Ce livre, paru en 1999, en bénéficie. Shultz s'attaque en effet à l'histoire de la campagne secrète menée par les Etats-Unis contre le Nord-Viêtnam entre 1964 et 1972. Pour ce faire, il a bénéficié de documents déclassifiés du MACV-SOG en 1995, ainsi que de l'aide du commandant de l'Army Special Operations Command de l'époque, le général Scott, qui a déclassifié des documents et encouragé les officiers vétérans à témoigner. Shultz s'intéresse non seulement au volet militaire de l'opération mais aussi à l'implication des administrations politiques américaines successives dans celle-ci. L'historien, à travers 8 chapitres, explique comment le président Kennedy lance l'opération dès janvier 1961, qui débouche en 1964 sur l'OPLAN 34A, qui forme la base de la campagne clandestine contre le Nord-Viêtnam. Puis il explique la lente mise en oeuvre de cette opération et ses différentes composantes, qui visent deux centres de gravité adverses : la sécurité intérieure du Nord-Viêtnam et la piste Hô Chi Minh. Il évoque également la non intégration ou presque de ces opérations dans la stratégie générale du commandement américain pendant la guerre. Pour conclure, il montre combien Kennedy avait voulu utiliser cette campagne clandestine pour affaiblir le nord, la transférant de la CIA aux militaires ; Johnson y mit pourtant de fortes contraintes politiques. En 1968, malgré les échecs, les Nord-Viêtnamiens s'inquiètent de la proportion prise par la campagne, développent leur contre-espionnage et la protection de la piste Hô Chi Minh.

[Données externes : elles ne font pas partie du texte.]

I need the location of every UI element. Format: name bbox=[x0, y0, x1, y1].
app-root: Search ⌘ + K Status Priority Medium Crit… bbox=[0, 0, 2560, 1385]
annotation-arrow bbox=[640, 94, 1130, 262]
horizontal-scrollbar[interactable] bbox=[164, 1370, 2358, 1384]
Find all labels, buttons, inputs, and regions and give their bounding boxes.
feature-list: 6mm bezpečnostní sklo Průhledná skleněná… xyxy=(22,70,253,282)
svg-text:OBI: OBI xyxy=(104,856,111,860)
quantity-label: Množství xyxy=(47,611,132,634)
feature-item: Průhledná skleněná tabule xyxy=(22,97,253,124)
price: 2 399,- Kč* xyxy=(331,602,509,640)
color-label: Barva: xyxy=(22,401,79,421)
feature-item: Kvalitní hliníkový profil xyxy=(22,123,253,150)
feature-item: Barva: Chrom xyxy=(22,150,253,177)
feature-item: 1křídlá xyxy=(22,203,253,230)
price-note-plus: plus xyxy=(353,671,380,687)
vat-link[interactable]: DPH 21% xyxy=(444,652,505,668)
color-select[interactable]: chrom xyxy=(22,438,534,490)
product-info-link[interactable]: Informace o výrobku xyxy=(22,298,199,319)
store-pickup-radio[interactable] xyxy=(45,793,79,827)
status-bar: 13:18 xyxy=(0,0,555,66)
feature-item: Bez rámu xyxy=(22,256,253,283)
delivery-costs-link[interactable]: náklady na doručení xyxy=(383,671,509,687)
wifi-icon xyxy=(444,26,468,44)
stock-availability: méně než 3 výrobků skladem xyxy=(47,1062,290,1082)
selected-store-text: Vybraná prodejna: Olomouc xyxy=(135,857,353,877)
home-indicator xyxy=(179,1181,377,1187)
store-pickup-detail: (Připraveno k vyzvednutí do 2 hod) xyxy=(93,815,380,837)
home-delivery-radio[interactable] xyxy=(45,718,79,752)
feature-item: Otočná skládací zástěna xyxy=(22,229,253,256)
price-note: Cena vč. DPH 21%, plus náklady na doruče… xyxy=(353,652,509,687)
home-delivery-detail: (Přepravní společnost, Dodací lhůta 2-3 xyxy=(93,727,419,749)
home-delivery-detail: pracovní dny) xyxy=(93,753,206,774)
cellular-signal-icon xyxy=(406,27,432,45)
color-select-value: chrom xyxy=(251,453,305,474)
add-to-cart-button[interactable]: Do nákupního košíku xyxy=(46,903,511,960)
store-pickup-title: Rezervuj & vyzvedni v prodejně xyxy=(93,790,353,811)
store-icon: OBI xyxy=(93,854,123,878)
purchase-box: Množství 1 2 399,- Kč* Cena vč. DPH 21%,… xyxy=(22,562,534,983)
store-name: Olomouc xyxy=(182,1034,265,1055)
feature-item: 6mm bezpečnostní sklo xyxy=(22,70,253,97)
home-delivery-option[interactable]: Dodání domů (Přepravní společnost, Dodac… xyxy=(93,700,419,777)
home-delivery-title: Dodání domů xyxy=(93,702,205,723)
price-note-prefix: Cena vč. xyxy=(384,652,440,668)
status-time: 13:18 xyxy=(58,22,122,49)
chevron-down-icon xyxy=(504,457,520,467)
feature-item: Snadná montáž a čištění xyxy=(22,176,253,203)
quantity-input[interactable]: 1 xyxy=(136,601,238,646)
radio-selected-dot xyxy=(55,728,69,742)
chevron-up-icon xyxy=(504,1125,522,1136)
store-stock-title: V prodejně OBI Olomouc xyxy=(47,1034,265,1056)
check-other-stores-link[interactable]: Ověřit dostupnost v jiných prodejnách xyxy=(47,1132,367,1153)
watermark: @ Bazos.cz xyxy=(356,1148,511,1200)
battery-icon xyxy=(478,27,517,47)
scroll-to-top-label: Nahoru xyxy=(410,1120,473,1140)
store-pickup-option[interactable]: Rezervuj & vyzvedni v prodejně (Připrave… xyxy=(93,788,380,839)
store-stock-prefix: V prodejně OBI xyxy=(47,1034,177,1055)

Dès 1961, Kennedy, féru de contre-insurrection et de l'emploi des forces spéciales, veut mener une campagne clandestine pour empêcher Hanoï de déstabiliser le Sud-Viêtnam. La CIA a alors l'expérience la plus importante, comme le montre certains succès, en Iran (1953), au Guatemala (1954) mais en revanche, elle s'est heurtée à un mur face au bloc de l'est. Contre le Nord-Viêtnam, les opérations débutent dès 1954 mais sur une fréquence irrégulière. Après le désastre de la baie des Cochons, Kennedy délègue cette tâche au Pentagone. En 1962, la "neutralisation" du Laos après un début de guerre civile laisse cependant en état le système logistique nord-viêtnamien baptisé ensuite piste Hô Chi Minh. La CIA n'arrive pas à implanter des agents au Nord-Viêtnam, régime communiste particulièrement imperméable, et mène de petites opérations spéciales maritimes sur les côtes. C'est alors que la situation du Sud-Viêtnam se dégrade, dans la première moitié de 1963, qu'est conçu l'OPLAN 34A, qui n'entre en oeuvre qu'en 1964 après la formation du MACV-SOG pour l'appliquer.

Le colonel Russell, son premier chef, est issu des Special Forces, plus taillées pour la contre-insurrection que pour la guerre non-conventionnelle. Les moyens prêtés par la CIA sont faibles et les Américains ne font pas confiance à leurs homologues sud-viêtnamiens des forces spéciales et du renseignement, de peur de fuites. Et ce alors même que le Nord-Viêtnam accélère l'envoi d'hommes et de matériel au sud. Le commandement américain au Viêtnam ne semble pas prendre au sérieux ces opérations, comme le constate le second chef du MACV-SOG, Don Blackburn. Hormis l'insertion d'agents au Nord, celui-ci mène des opérations maritimes clandestines, de la guerre psychologique et des opérations secrètes contre la piste Hô Chi Minh, d'abord au Laos. Cette dernière branche, commandée au départ par Bull Simons, va progressivement devenir la plus importante. Le MACV-SOG dispose de ses propres hélicoptères, fournis parfois par les Sud-Viêtnamiens, d'une division logistique et d'une autre de communications. L'approbation des missions par le pouvoir politique, en particulier celles au Laos, suit une chaîne particulièrement lourde. Il faut dire que la CIA mène sa propre guerre au nord du Laos avec les Hmongs et rechigne à voir le MACV-SOG empiéter sur ses plate-bandes.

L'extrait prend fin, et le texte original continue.